Innumerable experiments have been made, both on human beings and on animals, to determine the exact functions of the thymus gland. Does it give off some substance directly into the blood-commonly called an internal secretion-which would affect the growth of the body? The thymus is removed occasionally, and thus far no recognizable condition has been found which would be exclusively related to removal of the thymus. Neither has there been found any effect from taking large amounts of thymus extract, apart from the fact that it contains many important nutritive materials and is therefore helpful in the nutrition of the body.
When a child is born, the thymus is found as a closely packed mass of cells. This gland is large enough in many instances to occupy much of the space directly under the breastbone. Later in life the size of this glandular material decreases in relationship to the size of the body. Finally the gland disappears and is replaced by fat.
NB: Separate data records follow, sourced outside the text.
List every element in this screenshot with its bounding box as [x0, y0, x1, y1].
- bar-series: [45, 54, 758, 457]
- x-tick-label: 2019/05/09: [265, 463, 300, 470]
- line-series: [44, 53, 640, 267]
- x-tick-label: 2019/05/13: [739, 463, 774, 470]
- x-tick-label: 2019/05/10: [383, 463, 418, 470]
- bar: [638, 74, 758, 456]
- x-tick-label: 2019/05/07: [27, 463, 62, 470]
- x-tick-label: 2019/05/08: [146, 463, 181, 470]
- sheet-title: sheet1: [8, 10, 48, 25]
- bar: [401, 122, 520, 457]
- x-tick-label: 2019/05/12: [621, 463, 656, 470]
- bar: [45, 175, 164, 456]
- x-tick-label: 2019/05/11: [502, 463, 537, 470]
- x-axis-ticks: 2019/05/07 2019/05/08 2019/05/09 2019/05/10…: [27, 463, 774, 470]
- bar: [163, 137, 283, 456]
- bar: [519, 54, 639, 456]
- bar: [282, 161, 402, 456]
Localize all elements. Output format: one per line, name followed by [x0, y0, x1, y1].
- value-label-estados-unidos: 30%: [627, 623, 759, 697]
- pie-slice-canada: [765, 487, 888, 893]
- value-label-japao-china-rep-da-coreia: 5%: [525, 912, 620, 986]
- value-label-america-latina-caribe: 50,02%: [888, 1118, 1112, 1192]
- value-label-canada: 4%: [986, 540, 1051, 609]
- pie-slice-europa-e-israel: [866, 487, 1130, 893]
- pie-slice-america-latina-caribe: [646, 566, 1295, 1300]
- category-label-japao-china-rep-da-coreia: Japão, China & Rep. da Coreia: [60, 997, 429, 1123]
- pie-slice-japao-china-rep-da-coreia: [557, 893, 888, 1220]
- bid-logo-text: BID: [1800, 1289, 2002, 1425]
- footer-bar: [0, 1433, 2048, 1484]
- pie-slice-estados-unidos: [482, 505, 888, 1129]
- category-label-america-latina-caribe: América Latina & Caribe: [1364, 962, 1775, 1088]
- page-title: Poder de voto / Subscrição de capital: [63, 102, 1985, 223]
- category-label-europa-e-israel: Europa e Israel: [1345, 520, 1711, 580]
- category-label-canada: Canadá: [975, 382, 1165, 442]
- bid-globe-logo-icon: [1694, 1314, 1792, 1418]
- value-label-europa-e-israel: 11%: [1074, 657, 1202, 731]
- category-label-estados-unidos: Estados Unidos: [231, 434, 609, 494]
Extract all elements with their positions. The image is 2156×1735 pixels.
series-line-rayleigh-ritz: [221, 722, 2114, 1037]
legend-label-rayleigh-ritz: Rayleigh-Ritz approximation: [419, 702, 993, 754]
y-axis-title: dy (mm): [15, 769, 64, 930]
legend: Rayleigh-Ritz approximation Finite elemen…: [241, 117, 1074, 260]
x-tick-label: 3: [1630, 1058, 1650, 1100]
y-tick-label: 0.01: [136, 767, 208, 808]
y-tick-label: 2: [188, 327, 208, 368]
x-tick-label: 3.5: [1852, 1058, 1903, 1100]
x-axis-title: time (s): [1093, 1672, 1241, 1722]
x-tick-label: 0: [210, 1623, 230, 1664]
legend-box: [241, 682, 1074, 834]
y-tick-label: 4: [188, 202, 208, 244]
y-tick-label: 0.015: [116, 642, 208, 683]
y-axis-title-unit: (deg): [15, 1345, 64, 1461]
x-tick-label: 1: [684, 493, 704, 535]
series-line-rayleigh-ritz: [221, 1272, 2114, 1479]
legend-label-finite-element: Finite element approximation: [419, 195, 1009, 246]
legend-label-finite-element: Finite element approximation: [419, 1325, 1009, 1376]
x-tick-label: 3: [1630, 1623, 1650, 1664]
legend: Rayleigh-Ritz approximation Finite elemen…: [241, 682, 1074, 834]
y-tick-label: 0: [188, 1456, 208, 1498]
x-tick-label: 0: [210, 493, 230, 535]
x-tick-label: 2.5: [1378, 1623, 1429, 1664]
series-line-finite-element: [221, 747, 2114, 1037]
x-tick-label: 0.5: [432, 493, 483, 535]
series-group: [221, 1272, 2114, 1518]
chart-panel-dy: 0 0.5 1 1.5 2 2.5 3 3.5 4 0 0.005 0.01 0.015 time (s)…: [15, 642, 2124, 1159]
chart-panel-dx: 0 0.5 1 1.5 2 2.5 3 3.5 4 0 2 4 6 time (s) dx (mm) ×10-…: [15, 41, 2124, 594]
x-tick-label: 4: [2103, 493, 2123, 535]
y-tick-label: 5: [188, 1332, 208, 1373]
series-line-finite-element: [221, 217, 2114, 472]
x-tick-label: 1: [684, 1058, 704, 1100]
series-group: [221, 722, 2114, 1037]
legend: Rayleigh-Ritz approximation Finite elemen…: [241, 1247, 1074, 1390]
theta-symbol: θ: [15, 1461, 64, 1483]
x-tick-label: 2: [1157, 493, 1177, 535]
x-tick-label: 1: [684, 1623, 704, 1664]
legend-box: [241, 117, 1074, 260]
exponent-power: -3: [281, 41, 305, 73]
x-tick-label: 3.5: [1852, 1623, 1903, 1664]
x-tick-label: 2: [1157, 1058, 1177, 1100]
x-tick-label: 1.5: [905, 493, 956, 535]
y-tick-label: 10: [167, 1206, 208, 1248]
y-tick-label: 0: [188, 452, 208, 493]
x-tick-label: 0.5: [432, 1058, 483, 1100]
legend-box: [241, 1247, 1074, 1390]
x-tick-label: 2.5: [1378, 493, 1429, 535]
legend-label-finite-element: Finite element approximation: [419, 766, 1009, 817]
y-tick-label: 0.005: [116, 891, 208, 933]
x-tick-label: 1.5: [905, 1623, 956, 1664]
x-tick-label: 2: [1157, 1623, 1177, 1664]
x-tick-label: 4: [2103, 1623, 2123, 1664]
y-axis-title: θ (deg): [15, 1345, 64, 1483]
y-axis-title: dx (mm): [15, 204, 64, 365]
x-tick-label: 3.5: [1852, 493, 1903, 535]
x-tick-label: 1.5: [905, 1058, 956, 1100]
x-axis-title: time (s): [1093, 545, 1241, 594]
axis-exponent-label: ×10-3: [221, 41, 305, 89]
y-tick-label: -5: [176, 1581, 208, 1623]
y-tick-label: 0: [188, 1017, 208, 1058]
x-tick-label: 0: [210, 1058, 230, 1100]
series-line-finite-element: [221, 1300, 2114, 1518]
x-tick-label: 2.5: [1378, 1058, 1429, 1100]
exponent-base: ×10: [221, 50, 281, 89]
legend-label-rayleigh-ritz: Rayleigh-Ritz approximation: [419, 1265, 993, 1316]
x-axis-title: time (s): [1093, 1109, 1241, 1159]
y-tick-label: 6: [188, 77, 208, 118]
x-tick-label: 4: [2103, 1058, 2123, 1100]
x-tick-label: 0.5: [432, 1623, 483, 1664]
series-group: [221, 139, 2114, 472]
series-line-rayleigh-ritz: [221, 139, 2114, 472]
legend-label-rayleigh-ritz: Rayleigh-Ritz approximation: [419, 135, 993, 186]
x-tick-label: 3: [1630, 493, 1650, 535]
When there is a deficiency of material coming from the cortex of the adrenal gland the thymus is likely to enlarge, as well as the lymph glands elsewhere in the body. This has been called status thymicolymphaticus. Sometimes these patients die suddenly; death has been attributed to the enlargement of the thymus, whereas it was actually due to the deficiency of the secretion of the important material from the cortex of the adrenal gland.
Sometimes people who have a condition called myasthenia gravis, in which there is the development of serious weakness and incapacity, have been found to have enlargements of the thymus gland.
It has been thought that removal of this gland surgically or breakdown of the gland by exposing it to X-ray would be helpful in such cases. While some of the patients seem to improve, others do not. One is not quite certain whether the improvement was merely a coincidence and would have occurred anyway, or is in some way related to the treatment. Recently attempts have been made to treat this condition with ACTH. Some have said that great benefit has been brought about, but others indicate that cases have become worse. This would indicate that ACTH does have an effect in changing both the mental attitude of these patients and also perhaps the general constitution. The drug does not appear to be a specific drug for the treatment of myasthenia gravis.
Physicians now believe that the thymus, being composed of lymphoid tissue and containing a high concentration of essential substances, is a storehouse for aid of the body which is directly under control of other glands and a part of the interlocking gland system of the body.